Structured Dynamic Pricing: Optimal Regret in a Global Shrinkage Model, (Under Submission, JMLR)

Rashmi Ranjan Bhuyan, Adel Javanmard, Sungchul Kim, Gourab Mukherjee, Ryan A. Rossi, Tong Yu, Handong Zhao

We consider dynamic pricing strategies in a streamed longitudinal data set-up where the objective is to maximize, over time, the cumulative profit. Since consumers sharing similar characteristics act in similar ways, we consider a global shrinkage structure assuming that the consumers’ preferences can be well approximated by an SAR model. We propose a pricing policy based on penalized SGD and analyze the regret of the policy against a clairvoyant policy. Our regret analysis results demonstrates asymptotic optimality of the proposed policy and the importance of shrinkage in the aforementioned setup.

An MCEM algorithm for consistent estimation in Network-linked high-dimensional multinomial Probit, (In Preparation)

Rashmi Ranjan Bhuyan, Trambak Banerjee, Bhaswar Bhattacharya, Gourab Mukherjee

The multinomial probit model (MNP) is widely used for analyzing unordered categorical data and we regularly encounter cross-sectional datasets with categorical responses and high-dimensional covariates. In absence of repeated observations from the respondents, we use additional network structure to pool information across similar units to provide significantly better inference. However, estimating the effects of sparse high-dimensional covariates in the presence of network linkages is challenging. We develop a novel Monte Carlo EM algorithm for consistent variable selection in this high-dimensional MNP setup. We demonstrate the application of the proposed method in spatial autocorrelation network structured MNP models.

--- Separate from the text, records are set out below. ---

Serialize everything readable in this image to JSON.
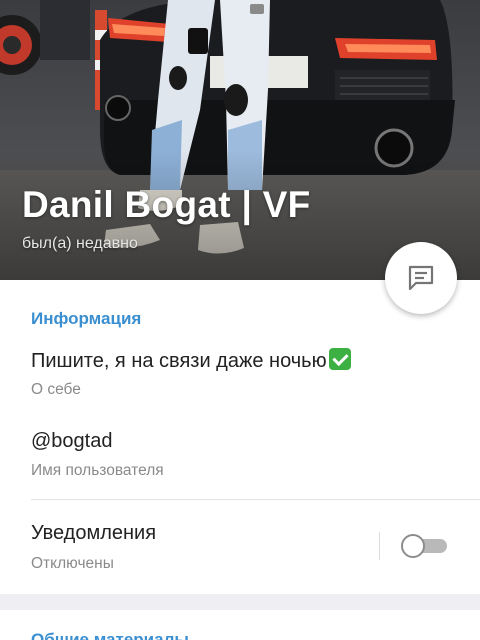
{
  "profile": {
    "name": "Danil Bogat | VF",
    "status": "был(а) недавно"
  },
  "info": {
    "section_title": "Информация",
    "bio": "Пишите, я на связи даже ночью",
    "bio_emoji": "check-mark-emoji",
    "bio_caption": "О себе",
    "username": "@bogtad",
    "username_caption": "Имя пользователя",
    "notifications_label": "Уведомления",
    "notifications_state": "Отключены",
    "notifications_enabled": false
  },
  "shared": {
    "section_title": "Общие материалы"
  },
  "icons": {
    "fab": "message-icon"
  },
  "colors": {
    "accent": "#3a8fd1",
    "emoji_green": "#3cb043"
  }
}
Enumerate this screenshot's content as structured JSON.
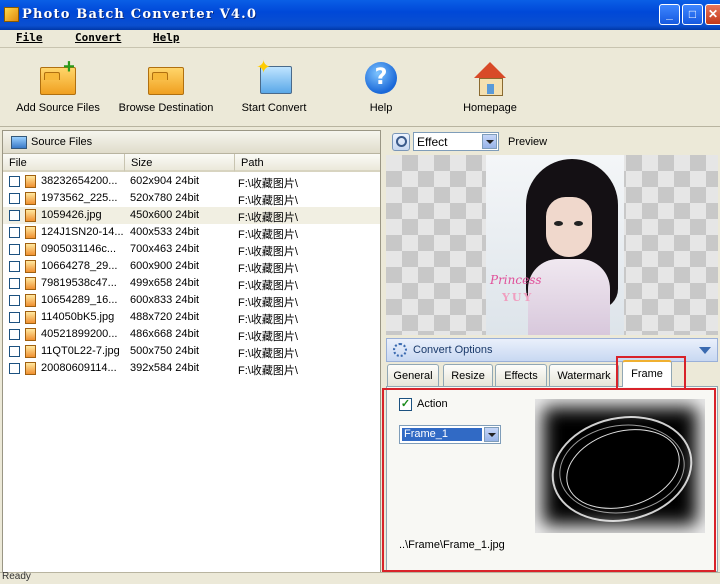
{
  "window": {
    "title": "Photo Batch Converter V4.0"
  },
  "menu": {
    "items": [
      "File",
      "Convert",
      "Help"
    ]
  },
  "toolbar": {
    "buttons": [
      {
        "label": "Add Source Files",
        "icon": "add-folder-icon"
      },
      {
        "label": "Browse Destination",
        "icon": "folder-icon"
      },
      {
        "label": "Start Convert",
        "icon": "magic-wand-icon"
      },
      {
        "label": "Help",
        "icon": "help-icon"
      },
      {
        "label": "Homepage",
        "icon": "home-icon"
      }
    ]
  },
  "source_files": {
    "title": "Source Files",
    "columns": [
      "File",
      "Size",
      "Path"
    ],
    "rows": [
      {
        "file": "38232654200...",
        "size": "602x904  24bit",
        "path": "F:\\收藏图片\\"
      },
      {
        "file": "1973562_225...",
        "size": "520x780  24bit",
        "path": "F:\\收藏图片\\"
      },
      {
        "file": "1059426.jpg",
        "size": "450x600  24bit",
        "path": "F:\\收藏图片\\"
      },
      {
        "file": "124J1SN20-14...",
        "size": "400x533  24bit",
        "path": "F:\\收藏图片\\"
      },
      {
        "file": "0905031146c...",
        "size": "700x463  24bit",
        "path": "F:\\收藏图片\\"
      },
      {
        "file": "10664278_29...",
        "size": "600x900  24bit",
        "path": "F:\\收藏图片\\"
      },
      {
        "file": "79819538c47...",
        "size": "499x658  24bit",
        "path": "F:\\收藏图片\\"
      },
      {
        "file": "10654289_16...",
        "size": "600x833  24bit",
        "path": "F:\\收藏图片\\"
      },
      {
        "file": "114050bK5.jpg",
        "size": "488x720  24bit",
        "path": "F:\\收藏图片\\"
      },
      {
        "file": "40521899200...",
        "size": "486x668  24bit",
        "path": "F:\\收藏图片\\"
      },
      {
        "file": "11QT0L22-7.jpg",
        "size": "500x750  24bit",
        "path": "F:\\收藏图片\\"
      },
      {
        "file": "20080609114...",
        "size": "392x584  24bit",
        "path": "F:\\收藏图片\\"
      }
    ],
    "selected_row": 2
  },
  "preview": {
    "effect_value": "Effect",
    "label": "Preview",
    "watermark_line1": "Princess",
    "watermark_line2": "YUY"
  },
  "convert_options": {
    "title": "Convert Options",
    "tabs": [
      "General",
      "Resize",
      "Effects",
      "Watermark",
      "Frame"
    ],
    "active_tab": "Frame",
    "frame": {
      "action_label": "Action",
      "action_checked": true,
      "frame_value": "Frame_1",
      "frame_path": "..\\Frame\\Frame_1.jpg"
    }
  },
  "status": {
    "text": "Ready"
  },
  "colors": {
    "titlebar": "#0048d8",
    "highlight": "#d8222a",
    "selection": "#316ac5"
  }
}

A Dynamic Bayesian Mixture Model for Fine-grained Promotion Mix Analysis of Digital Coupons, (In Preparation)

Rashmi Ranjan Bhuyan, Wreetabrata Kar, Gourab Mukherjee

We develop a novel dynamic mixture model for analyzing the effects of varied marketing components in a digital promotion campaign that uses online coupons. We segment customers based on their purchase history and provides fine-grained estimates of the heterogeneous effects that promotion mix variables have on the different consumer segments. The proposed model not only captures long- term heterogeneous segments in the customer pools but also tracks short term changes in customer engagement of recent coupons through dynamic indices. We conduct Bayesian estimation of the model parameters by using a novel Gibbs algorithm using Polya-Gamma distributions based data augmentation strategy in handling Binomial likelihoods. Finally, through a path-algorithm we provide an integrated framework for providing fine-grained analysis of the promotion component effects at various levels of heterogeneity.